>> +(put 'elisp-flymake-byte-compile-load-path 'safe-local-variable
>> + (lambda (x) (and (listp x) (catch 'tag
>> + (dolist (path x t) (unless (stringp path)
>> + (throw 'tag nil)))))))
AFAICS the above tests whether the value is valid, not whether it is safe.
This should probably be a risky-local-variable, like load-path is.
The default "." seems actively dangerous, in much the same way as having
"." in a shell's PATH is.
I'm aware of the difference between valid and safe. One of us is missing something:
1. The new variable I introduce only has any effect when flymake-mode is enabled in elisp buffers.
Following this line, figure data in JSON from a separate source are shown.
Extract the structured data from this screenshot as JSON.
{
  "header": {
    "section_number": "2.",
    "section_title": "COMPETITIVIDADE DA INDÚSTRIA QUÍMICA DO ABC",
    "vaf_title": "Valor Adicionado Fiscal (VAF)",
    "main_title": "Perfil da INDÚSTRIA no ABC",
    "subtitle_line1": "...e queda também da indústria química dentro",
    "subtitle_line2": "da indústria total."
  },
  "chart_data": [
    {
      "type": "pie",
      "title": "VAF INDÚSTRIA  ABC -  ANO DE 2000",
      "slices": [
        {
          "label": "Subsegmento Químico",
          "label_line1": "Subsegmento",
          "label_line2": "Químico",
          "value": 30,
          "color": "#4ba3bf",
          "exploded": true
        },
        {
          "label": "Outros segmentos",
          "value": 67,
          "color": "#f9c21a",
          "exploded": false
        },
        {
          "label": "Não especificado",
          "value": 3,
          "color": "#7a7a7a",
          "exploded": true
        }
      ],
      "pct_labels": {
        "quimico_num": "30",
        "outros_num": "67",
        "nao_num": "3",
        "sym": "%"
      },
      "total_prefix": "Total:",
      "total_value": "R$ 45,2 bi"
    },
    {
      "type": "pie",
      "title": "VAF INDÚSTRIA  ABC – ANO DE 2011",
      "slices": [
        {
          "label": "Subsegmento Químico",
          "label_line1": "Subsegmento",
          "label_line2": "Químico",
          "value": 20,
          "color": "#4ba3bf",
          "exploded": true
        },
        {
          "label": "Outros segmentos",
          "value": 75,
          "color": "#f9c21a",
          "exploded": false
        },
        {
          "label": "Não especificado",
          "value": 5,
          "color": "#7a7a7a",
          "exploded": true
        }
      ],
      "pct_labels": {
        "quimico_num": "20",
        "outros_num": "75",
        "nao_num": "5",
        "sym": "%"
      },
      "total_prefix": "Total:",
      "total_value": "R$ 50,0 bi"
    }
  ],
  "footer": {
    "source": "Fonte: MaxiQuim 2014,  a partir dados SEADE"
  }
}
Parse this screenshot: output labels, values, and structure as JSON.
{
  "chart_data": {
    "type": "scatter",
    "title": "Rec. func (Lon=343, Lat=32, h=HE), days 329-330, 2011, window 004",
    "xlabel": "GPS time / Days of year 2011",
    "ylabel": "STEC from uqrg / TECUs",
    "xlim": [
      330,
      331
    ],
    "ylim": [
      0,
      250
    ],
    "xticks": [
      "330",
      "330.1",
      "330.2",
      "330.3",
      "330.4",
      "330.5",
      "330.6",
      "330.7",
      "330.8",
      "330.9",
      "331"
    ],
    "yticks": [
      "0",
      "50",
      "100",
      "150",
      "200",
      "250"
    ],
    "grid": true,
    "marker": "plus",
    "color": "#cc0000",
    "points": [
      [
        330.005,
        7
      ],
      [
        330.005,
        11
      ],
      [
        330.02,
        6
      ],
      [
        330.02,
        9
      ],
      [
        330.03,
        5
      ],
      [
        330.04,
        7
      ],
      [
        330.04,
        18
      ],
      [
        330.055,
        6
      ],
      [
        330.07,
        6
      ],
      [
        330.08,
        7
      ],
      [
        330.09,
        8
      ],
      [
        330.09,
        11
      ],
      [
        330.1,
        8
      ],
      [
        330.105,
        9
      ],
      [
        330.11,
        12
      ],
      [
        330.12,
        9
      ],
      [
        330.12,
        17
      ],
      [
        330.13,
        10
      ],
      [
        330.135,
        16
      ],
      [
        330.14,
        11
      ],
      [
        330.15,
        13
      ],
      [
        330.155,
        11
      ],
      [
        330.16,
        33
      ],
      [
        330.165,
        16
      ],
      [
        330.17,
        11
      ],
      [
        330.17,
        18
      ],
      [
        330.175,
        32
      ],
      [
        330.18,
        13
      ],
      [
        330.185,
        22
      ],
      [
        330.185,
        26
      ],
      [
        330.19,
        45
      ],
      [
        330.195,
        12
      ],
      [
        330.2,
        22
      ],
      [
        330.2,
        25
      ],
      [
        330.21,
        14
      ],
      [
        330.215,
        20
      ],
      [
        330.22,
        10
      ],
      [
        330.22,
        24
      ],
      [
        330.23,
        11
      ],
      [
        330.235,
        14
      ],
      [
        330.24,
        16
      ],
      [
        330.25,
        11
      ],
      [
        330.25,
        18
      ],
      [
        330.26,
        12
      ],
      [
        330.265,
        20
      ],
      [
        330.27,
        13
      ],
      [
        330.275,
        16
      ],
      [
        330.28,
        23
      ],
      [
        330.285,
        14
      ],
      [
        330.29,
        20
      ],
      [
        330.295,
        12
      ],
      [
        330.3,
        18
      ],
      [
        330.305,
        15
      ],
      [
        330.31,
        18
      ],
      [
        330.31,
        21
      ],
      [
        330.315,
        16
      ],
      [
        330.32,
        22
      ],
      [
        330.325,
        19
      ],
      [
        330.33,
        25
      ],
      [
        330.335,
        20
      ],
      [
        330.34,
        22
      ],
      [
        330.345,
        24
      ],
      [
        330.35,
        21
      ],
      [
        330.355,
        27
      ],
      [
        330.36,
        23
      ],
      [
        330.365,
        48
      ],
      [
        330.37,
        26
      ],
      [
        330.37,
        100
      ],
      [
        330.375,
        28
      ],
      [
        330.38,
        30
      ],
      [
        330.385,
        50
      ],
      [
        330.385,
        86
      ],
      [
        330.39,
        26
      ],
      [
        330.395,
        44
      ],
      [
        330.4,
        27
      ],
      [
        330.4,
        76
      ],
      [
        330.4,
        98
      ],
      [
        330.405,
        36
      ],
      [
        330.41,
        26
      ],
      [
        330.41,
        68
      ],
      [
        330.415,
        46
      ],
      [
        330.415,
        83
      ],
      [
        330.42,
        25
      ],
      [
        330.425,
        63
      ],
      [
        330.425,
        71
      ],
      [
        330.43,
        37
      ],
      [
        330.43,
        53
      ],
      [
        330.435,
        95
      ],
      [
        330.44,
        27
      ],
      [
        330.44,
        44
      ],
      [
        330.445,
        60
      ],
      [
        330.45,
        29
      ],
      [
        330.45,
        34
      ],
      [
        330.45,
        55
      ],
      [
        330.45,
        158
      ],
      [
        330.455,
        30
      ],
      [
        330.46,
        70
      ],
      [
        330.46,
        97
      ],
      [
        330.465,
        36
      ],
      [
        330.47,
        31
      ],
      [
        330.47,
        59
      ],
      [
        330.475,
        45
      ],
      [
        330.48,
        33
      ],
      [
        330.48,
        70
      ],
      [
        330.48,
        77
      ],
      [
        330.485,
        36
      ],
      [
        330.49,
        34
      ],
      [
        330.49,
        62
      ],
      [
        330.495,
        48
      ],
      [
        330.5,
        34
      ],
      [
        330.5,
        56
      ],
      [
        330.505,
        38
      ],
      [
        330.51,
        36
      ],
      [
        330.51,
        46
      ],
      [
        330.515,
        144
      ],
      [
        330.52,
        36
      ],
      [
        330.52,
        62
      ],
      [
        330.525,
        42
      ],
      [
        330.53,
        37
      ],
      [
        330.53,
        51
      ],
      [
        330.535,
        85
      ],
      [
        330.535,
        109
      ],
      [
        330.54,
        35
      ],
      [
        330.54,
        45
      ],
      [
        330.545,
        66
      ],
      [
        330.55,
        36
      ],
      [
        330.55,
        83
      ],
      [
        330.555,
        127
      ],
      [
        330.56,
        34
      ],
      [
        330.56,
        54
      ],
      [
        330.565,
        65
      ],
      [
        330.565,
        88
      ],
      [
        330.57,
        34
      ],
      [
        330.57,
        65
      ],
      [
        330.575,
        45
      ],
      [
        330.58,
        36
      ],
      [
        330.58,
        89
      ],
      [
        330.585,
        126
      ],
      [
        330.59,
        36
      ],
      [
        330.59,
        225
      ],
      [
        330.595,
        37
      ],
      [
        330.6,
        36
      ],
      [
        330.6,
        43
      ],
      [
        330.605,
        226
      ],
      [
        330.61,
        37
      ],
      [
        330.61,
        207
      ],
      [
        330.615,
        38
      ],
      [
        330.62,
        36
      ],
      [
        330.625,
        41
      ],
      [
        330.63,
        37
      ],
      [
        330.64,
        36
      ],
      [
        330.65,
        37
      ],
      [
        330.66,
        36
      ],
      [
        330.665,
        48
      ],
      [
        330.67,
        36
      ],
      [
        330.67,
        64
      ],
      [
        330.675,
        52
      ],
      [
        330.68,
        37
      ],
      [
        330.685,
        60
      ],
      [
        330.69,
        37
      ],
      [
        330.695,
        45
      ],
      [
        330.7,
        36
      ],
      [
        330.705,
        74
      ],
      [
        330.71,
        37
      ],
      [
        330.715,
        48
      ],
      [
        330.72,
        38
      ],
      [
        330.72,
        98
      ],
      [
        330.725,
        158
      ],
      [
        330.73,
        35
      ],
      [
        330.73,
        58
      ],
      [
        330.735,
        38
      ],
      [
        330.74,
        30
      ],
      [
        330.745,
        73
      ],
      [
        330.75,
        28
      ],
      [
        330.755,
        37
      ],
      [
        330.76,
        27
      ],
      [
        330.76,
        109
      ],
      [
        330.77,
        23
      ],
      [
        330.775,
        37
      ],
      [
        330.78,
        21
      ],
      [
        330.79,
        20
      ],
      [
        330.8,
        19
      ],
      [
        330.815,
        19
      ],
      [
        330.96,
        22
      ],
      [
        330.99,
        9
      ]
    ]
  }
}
2. Currently, flymake-mode is pretty unsafe since it byte-compiles the file which can run arbitrary compile-time code in that file.
3. It doesn't make sense for an attacker to use the new variable as a file-local var since it's much easier to add some eval-when-compile instead to the file itself.
4. The only attack I could envision is to set the var in
dir-locals.el, assuming the attacker had access to that file and not the other .el files that live in that directory.
As i tried to explain, I added the validity spec to the variable, precisely because I thought 4 was pretty far-fetched, and couldn't find any other plausible scenario. Can you?